I’m called to celibacy myself. I love this lifestyle because it is the best way for me to experience and witness to the God of love. But much as I love my own path, I also know that our church needs spiritual leaders who are as diverse as we are. We need married priests, celibate priests, gay and straight priests, black, white, and brown priests, male priests and yes (gasp), female priests.

Don’t you just love the dog whistle “gasp”? Tres dramatic! But see, what it all comes down to, in the end, is the push for recognizing womynpreests. And Schenk doesn’t shy away from that, so props for her honesty.
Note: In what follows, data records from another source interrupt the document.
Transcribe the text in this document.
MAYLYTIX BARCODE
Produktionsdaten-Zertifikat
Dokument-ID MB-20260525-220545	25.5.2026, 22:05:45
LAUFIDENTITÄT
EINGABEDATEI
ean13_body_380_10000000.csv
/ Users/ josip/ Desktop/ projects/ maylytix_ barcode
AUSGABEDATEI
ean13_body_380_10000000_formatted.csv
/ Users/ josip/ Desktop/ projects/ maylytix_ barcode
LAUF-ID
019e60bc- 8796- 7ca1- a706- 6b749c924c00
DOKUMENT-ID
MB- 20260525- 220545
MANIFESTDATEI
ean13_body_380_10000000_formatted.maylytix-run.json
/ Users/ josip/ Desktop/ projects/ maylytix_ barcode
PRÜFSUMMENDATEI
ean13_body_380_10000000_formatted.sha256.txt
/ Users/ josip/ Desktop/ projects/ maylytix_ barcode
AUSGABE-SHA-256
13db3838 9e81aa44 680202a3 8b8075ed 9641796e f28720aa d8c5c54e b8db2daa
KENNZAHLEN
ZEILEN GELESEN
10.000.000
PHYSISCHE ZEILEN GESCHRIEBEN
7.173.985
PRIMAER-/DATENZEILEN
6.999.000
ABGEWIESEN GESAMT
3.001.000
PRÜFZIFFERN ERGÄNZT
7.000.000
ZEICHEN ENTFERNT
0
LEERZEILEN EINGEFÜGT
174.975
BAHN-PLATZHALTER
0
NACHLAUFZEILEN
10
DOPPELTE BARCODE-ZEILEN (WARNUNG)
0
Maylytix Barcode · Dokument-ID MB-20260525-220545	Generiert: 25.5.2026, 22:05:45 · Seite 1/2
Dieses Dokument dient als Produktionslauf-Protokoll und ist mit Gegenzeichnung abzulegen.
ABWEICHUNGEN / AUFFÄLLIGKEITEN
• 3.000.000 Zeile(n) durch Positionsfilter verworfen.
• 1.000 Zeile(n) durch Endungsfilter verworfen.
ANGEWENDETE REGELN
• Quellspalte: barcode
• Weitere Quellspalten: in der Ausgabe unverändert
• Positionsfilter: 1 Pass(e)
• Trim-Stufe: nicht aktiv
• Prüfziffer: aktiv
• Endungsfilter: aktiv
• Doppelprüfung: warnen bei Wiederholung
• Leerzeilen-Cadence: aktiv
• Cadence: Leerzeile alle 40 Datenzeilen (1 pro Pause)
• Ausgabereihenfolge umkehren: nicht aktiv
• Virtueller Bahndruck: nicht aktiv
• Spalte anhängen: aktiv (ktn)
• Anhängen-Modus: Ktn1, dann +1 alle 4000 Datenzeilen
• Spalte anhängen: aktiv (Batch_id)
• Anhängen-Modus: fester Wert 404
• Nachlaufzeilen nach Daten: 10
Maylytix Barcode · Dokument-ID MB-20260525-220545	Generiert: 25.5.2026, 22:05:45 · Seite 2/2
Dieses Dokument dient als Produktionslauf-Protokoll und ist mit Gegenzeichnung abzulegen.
Some fear opening ordination to married men will put full acceptance of women’s priestly calls on indefinite hold. I used to feel this way myself. But I have come to agree with the late Richard Schoenherr, whose book Goodbye Father wisely contended: “Saying good bye to celibate exclusivity means eventually saying goodbye to male exclusivity. We will discover that a married clergy is still anathema for most of the Catholic hierarchy because it is the camel’s nose under their patriarchal tent … gender inclusivity must be preceded by the introduction and routinization of marital-status inclusivity in the priesthood.”

Funny, isn’t it, that the Catholycs know what the Holy Spirit is doing, and yet the hierarchy doesn’t? Or at best, the hierarchy knows, yet is controlling the Holy Spirit, like a sorcerer would control a summoned spirit?

Here’s what I want to know: how do they know – really, really know – that they’re right, and that the Institutional Misogynists Club, ie: the hierarchy, is wrong? If you ask them, they say it’s because their feelings tell them so. I dunno. While feelings are neither right nor wrong, you can certainly make yourself do wrong as a result of those feelings. Hundreds of fauxrdinations of womynpreests is evidence of that.

The Catholycs don’t really care about parishes closing, or consolidating. They don’t really care about the priest shortage. Not really, not as terrible problems. Because they don’t see them as problems, but rather as opportunities to push their agendas. And they are willing to hijack the Holy Spirit to do so, and in doing so, become the very thing of which they accuse the Church: a group of people not allowing the Holy Spirit to do his thing.